Wednesday, April 28, 2010

Çocuk beklemiyorsak da "Uzaklara Gidelim"


Hamile senaristler ve filmleri serimizin ikincisine hoş geldiniz. Geçen yazıda, Rachel Getting Married’in senaristi Jenny Lumet’nin ilk senaryosunu oğluna hamileyken yazmaya başladığından bahsetmiştim. Bu kez de senarist Vendela Vida ve hamileyken yazmaya başladığı “Away We Go” üzerine yazacağım. Senaristi hamileyken yazılan filmleri arka arkaya sıralayarak hamilelik ve yaratıcılık arasında bir bağ olduğunu ispatlamaya mı çalışıyorum, bilmiyorum. Ama şimdilik bu deneyi evde denemeyeceğim. Merak etme anne, evlenmeden çocuk doğurmayacağım. 
 “Away We Go” (Uzaklara Gidelim) çocuk sahibi olacaklarını öğrenince, onu büyütmek için uygun bir yer aramaya başlayan Burt ve Verona adlarındaki genç bir çiftin Amerika’yı dolaşmalarının hikayesi. Filmin merkezinde “Şu an bu dünyaya çocuk getirmek mantıklı mı?”, “Bu şartlarda bir çocuk nasıl büyütülmeli?” soruları var. Çift, bu sorunun cevabını farklı şehirlerdeki halihazırda çocuk sahibi arkadaş ve akrabalarını ziyaret edip onların bu işi nasıl kıvırdığına bakarak bulmaya çalışıyor. 
Filmin senaryosu, ikisi de yazar olan Vendela Vida ve Dave Eggers çifti tarafından yazıldı. Away We Go, San Francisco’da yaşayan çiftin beraber yazdıkları ilk uzun metrajlı film senaryosu. Dave Eggers ismini, yazarın Siren Yayınları’ndan çıkan “Müthiş Dahiden Hazin bir Eser” kitabından hatırlayabilirsiniz. Vendela Vida’nın ise henüz Türkçeye çevrilmiş kitabı yok. Ancak öyle sanıyorum Türk okuyucusu onu önümüzdeki Haziran ayının sonunda Ecco tarafından yayınlanacak olan romanı “The Lovers”ın Türkçeye çevrilmesiyle tanıyacak. Çünkü roman Türkiye’de geçiyor. Kitap, kırksekiz yaşında iki çocuklu Yvonne’nun eşini kaybettikten sonra, balayını geçirdikleri Datça’ya gelip eşinin anısıyla yüzleşmesi üzerine.

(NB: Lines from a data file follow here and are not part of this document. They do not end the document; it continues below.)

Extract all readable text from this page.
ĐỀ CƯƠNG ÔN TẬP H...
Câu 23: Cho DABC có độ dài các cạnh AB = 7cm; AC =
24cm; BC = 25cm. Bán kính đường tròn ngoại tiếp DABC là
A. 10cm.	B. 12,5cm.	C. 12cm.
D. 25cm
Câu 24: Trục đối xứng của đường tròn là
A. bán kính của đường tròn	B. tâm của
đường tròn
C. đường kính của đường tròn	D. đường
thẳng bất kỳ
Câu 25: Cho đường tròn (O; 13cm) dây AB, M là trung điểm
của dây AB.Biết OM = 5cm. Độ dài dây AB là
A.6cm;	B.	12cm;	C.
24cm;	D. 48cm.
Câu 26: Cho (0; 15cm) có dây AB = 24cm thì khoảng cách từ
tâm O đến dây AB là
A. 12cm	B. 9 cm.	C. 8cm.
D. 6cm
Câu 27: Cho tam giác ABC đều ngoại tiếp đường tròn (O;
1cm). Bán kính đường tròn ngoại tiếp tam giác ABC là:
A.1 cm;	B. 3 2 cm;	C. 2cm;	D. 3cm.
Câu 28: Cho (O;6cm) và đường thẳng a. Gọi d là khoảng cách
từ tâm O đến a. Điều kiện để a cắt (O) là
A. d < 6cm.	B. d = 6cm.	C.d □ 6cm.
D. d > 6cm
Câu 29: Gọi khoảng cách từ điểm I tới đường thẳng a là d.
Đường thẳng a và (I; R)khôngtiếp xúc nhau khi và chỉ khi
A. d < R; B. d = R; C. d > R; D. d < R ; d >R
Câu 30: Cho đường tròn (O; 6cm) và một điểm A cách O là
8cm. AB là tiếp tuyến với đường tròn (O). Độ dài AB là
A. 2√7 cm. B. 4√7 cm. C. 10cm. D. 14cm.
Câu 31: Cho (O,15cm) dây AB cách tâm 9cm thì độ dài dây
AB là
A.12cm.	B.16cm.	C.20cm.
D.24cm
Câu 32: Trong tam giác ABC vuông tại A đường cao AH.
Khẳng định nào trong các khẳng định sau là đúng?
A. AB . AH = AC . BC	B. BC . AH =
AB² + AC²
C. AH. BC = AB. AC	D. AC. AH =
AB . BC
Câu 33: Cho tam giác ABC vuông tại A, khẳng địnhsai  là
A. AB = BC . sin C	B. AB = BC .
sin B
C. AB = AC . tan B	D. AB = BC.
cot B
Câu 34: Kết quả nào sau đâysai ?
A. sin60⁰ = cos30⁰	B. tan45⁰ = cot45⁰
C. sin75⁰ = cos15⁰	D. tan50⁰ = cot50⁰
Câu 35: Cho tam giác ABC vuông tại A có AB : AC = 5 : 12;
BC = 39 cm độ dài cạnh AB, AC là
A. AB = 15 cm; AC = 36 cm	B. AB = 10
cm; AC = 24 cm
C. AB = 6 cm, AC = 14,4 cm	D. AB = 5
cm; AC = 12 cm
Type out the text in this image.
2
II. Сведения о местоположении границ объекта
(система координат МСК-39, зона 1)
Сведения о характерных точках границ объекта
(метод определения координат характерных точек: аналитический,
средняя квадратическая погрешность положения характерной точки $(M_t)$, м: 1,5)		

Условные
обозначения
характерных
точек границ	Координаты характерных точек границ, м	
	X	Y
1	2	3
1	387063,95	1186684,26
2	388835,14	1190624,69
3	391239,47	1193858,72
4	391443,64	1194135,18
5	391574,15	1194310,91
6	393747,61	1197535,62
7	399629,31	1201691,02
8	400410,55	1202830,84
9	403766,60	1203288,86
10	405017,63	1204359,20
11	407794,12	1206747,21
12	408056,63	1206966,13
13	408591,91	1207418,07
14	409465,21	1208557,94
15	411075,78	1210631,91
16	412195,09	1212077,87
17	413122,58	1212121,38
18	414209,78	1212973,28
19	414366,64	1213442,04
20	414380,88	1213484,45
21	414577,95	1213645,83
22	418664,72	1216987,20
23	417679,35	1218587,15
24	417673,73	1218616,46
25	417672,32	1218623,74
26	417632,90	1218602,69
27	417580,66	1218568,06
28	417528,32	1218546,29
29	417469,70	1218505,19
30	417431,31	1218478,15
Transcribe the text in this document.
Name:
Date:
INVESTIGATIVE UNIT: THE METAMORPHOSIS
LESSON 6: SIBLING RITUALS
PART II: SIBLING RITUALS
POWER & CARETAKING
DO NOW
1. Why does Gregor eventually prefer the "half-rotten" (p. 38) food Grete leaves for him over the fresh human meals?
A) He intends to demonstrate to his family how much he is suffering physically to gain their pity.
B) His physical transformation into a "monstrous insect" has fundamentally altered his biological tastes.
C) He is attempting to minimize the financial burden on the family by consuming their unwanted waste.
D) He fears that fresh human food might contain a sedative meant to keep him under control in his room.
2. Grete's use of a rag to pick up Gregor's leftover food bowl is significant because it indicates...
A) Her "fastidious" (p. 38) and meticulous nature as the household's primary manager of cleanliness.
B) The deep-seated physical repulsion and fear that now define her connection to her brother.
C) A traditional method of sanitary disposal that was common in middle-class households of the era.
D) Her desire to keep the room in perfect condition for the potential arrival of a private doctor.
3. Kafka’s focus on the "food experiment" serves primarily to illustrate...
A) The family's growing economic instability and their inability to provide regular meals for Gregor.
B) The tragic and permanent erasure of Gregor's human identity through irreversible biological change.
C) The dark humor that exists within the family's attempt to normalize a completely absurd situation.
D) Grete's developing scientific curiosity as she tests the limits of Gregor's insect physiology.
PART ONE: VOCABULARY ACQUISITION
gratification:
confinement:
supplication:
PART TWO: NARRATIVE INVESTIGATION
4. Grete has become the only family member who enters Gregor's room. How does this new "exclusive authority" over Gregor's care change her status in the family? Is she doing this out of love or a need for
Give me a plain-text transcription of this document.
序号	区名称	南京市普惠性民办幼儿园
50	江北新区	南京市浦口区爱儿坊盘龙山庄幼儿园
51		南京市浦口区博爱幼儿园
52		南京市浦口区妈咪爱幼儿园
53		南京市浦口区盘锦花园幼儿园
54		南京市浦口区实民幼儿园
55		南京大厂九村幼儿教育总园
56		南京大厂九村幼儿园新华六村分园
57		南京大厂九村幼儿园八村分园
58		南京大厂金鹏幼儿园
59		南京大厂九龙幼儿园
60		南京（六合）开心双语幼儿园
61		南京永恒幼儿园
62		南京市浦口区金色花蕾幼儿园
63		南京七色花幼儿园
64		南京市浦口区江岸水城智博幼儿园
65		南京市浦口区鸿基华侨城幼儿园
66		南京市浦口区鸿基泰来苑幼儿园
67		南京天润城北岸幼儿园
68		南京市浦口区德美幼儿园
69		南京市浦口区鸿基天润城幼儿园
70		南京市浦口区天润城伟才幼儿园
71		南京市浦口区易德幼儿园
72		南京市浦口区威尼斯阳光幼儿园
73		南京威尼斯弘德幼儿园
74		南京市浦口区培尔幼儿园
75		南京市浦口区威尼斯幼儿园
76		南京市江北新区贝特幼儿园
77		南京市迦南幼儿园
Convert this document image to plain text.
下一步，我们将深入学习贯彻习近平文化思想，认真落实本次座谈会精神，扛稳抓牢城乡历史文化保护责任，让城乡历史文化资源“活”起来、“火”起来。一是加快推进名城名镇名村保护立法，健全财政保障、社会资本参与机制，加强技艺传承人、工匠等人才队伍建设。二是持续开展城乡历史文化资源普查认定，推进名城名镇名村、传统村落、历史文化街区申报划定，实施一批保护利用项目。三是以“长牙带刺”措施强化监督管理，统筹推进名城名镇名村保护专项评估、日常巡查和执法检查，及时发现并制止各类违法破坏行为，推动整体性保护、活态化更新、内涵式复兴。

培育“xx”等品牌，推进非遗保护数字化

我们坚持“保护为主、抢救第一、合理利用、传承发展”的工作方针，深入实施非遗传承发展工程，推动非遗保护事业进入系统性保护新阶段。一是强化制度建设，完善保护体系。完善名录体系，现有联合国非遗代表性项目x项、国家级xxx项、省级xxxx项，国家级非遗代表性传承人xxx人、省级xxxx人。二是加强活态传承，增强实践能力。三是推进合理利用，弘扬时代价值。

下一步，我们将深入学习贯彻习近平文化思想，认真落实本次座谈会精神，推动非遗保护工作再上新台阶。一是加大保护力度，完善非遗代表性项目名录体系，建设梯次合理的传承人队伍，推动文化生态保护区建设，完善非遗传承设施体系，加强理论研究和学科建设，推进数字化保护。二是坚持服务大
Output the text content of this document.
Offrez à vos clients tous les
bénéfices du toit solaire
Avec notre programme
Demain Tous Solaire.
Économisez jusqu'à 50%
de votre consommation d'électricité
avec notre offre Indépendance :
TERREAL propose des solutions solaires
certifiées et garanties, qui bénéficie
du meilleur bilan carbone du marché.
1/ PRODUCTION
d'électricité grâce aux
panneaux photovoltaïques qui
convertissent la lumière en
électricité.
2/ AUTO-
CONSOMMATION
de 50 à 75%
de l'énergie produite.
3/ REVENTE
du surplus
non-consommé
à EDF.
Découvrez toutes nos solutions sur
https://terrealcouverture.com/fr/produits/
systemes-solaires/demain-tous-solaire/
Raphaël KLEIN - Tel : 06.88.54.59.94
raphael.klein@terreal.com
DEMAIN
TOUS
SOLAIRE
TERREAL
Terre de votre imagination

Roman yazarı Vendela Vida, 2005 yılında ilk çocuğuna hamile kaldığında, hayatı hamile bir kadının gözünden görmenin eşsiz bir deneyim olduğunu düşündü. Sokakta hiç tanımadığı insanların gelip ona kendi hamilelik deneyimlerini anlatmalarını, tavsiye vermelerini önceleri epey garipsedi. Markette “Gülmüyorsun, bu çocuğu olumsuz etkiler.” diye onu uyaran yaşlı kadınla ilgili ne düşüneceğini bilemedi. O da, hamile bir kadın olarak günlük hayatta karşılaştıklarını not etmeye başladı. O an için, bu notların nereye gidebileceği konusunda bir fikri yoktu. Ama hamilelik, kocası Dave’le ikisinin arasında eğlence konusuydu. Evde devamlı bunun üzerine konuşuyor, kitap okuyor ve okudukları üzerine şakalaşıyorlardı. Sık sık “Bir filmde şöyle bir sahne olsa, çok komik olur.” demeye başlamışlardı.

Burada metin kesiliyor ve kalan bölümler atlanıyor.